Component Model Role
Arabic translation Helsinki-NLP/opus-mt-ar-en Translate Arabic reviews to English
Aspect extraction en_core_web_md Noun-chunk extraction
ABSA classifier yangheng/deberta-v3-base-absa-v1.1 Sentiment per (review, aspect) pair

All models run on CPU with lazy loading.

Response Shape

{
  "product_id": "uuid-string",
  "total_reviews": 20,
  "highlights": [
    {
      "aspect": "camera",
      "summary": "Camera quality is excellent but it can overheat during long recording sessions.",
      "positive_mentions": 9,
      "negative_mentions": 4,
      "total_mentions": 13
    }
  ],
  "pros": [
    "Camera quality is excellent but it can overheat during long recording sessions."
  ],
  "cons": [
  "cons": [
    "The device overheats during long recording sessions."
  ]
}
  • highlights[].summary contains the Noon-style advisory sentences (combined from all pros/cons).
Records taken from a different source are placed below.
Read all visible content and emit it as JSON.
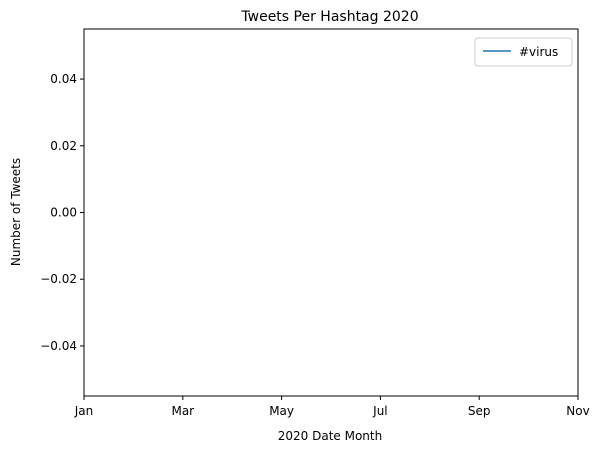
{
  "chart_data": {
    "type": "line",
    "title": "Tweets Per Hashtag 2020",
    "xlabel": "2020 Date Month",
    "ylabel": "Number of Tweets",
    "x_ticks": [
      "Jan",
      "Mar",
      "May",
      "Jul",
      "Sep",
      "Nov"
    ],
    "y_ticks": [
      0.04,
      0.02,
      0.0,
      -0.02,
      -0.04
    ],
    "y_tick_labels": [
      "0.04",
      "0.02",
      "0.00",
      "−0.02",
      "−0.04"
    ],
    "ylim": [
      -0.055,
      0.055
    ],
    "grid": false,
    "legend_position": "top-right",
    "series": [
      {
        "name": "#virus",
        "color": "#1f77b4",
        "x": [],
        "y": []
      }
    ]
  }
}
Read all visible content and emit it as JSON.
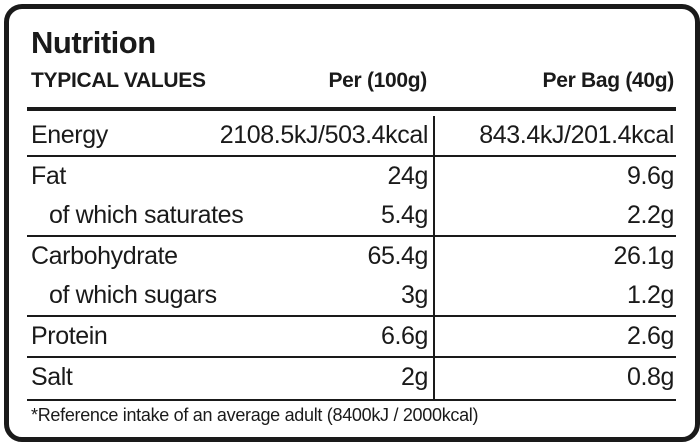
{
  "title": "Nutrition",
  "headers": {
    "typical": "TYPICAL VALUES",
    "per100": "Per (100g)",
    "perbag": "Per Bag (40g)"
  },
  "rows": [
    {
      "name": "Energy",
      "per100": "2108.5kJ/503.4kcal",
      "perbag": "843.4kJ/201.4kcal"
    },
    {
      "name": "Fat",
      "per100": "24g",
      "perbag": "9.6g"
    },
    {
      "name": "of which saturates",
      "per100": "5.4g",
      "perbag": "2.2g"
    },
    {
      "name": "Carbohydrate",
      "per100": "65.4g",
      "perbag": "26.1g"
    },
    {
      "name": "of which sugars",
      "per100": "3g",
      "perbag": "1.2g"
    },
    {
      "name": "Protein",
      "per100": "6.6g",
      "perbag": "2.6g"
    },
    {
      "name": "Salt",
      "per100": "2g",
      "perbag": "0.8g"
    }
  ],
  "footnote": "*Reference intake of an average adult (8400kJ / 2000kcal)"
}
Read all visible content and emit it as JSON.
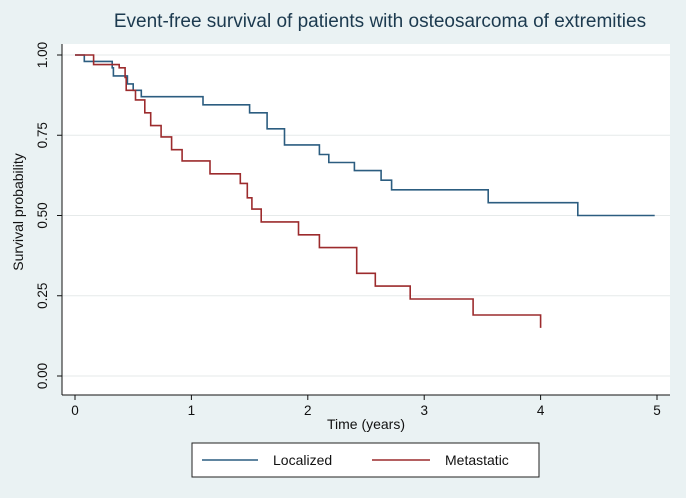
{
  "chart_data": {
    "type": "line",
    "subtype": "kaplan-meier step",
    "title": "Event-free survival of patients with osteosarcoma of extremities",
    "xlabel": "Time (years)",
    "ylabel": "Survival probability",
    "xlim": [
      0,
      5
    ],
    "ylim": [
      0,
      1
    ],
    "xticks": [
      0,
      1,
      2,
      3,
      4,
      5
    ],
    "xtick_labels": [
      "0",
      "1",
      "2",
      "3",
      "4",
      "5"
    ],
    "yticks": [
      0,
      0.25,
      0.5,
      0.75,
      1
    ],
    "ytick_labels": [
      "0.00",
      "0.25",
      "0.50",
      "0.75",
      "1.00"
    ],
    "grid": "horizontal",
    "legend_position": "bottom",
    "series": [
      {
        "name": "Localized",
        "color": "#2c5d80",
        "points": [
          [
            0,
            1.0
          ],
          [
            0.08,
            0.98
          ],
          [
            0.32,
            0.96
          ],
          [
            0.33,
            0.935
          ],
          [
            0.44,
            0.935
          ],
          [
            0.45,
            0.91
          ],
          [
            0.5,
            0.89
          ],
          [
            0.57,
            0.87
          ],
          [
            1.1,
            0.845
          ],
          [
            1.5,
            0.82
          ],
          [
            1.65,
            0.77
          ],
          [
            1.8,
            0.72
          ],
          [
            2.1,
            0.69
          ],
          [
            2.18,
            0.665
          ],
          [
            2.4,
            0.64
          ],
          [
            2.63,
            0.61
          ],
          [
            2.72,
            0.58
          ],
          [
            3.55,
            0.54
          ],
          [
            4.32,
            0.5
          ],
          [
            4.98,
            0.5
          ]
        ]
      },
      {
        "name": "Metastatic",
        "color": "#9c2b2d",
        "points": [
          [
            0,
            1.0
          ],
          [
            0.16,
            0.97
          ],
          [
            0.38,
            0.96
          ],
          [
            0.43,
            0.93
          ],
          [
            0.44,
            0.89
          ],
          [
            0.52,
            0.86
          ],
          [
            0.6,
            0.82
          ],
          [
            0.65,
            0.78
          ],
          [
            0.74,
            0.745
          ],
          [
            0.83,
            0.705
          ],
          [
            0.92,
            0.67
          ],
          [
            1.16,
            0.63
          ],
          [
            1.42,
            0.6
          ],
          [
            1.48,
            0.555
          ],
          [
            1.52,
            0.52
          ],
          [
            1.6,
            0.48
          ],
          [
            1.92,
            0.44
          ],
          [
            2.1,
            0.4
          ],
          [
            2.42,
            0.32
          ],
          [
            2.58,
            0.28
          ],
          [
            2.88,
            0.24
          ],
          [
            3.42,
            0.19
          ],
          [
            4.0,
            0.15
          ]
        ]
      }
    ]
  }
}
Low-Review Interpretation Guidance

For products with a small number of reviews, threshold-driven outputs can look stronger than the evidence really is.

Recommended interpretation policy:

  • Keep threshold logic enabled for consistency.
  • Treat outputs as low confidence when total_reviews < 10.
  • Prefer displaying highlights plus a low-confidence note rather than making strong pros/cons claims.

Data Source

Table: reviews

Fields used by ABSA endpoint:

  • id
  • product_id
  • rating
  • title (fallback when content is empty)
  • content (primary text)

sentiment is currently not used by this endpoint for serving responses.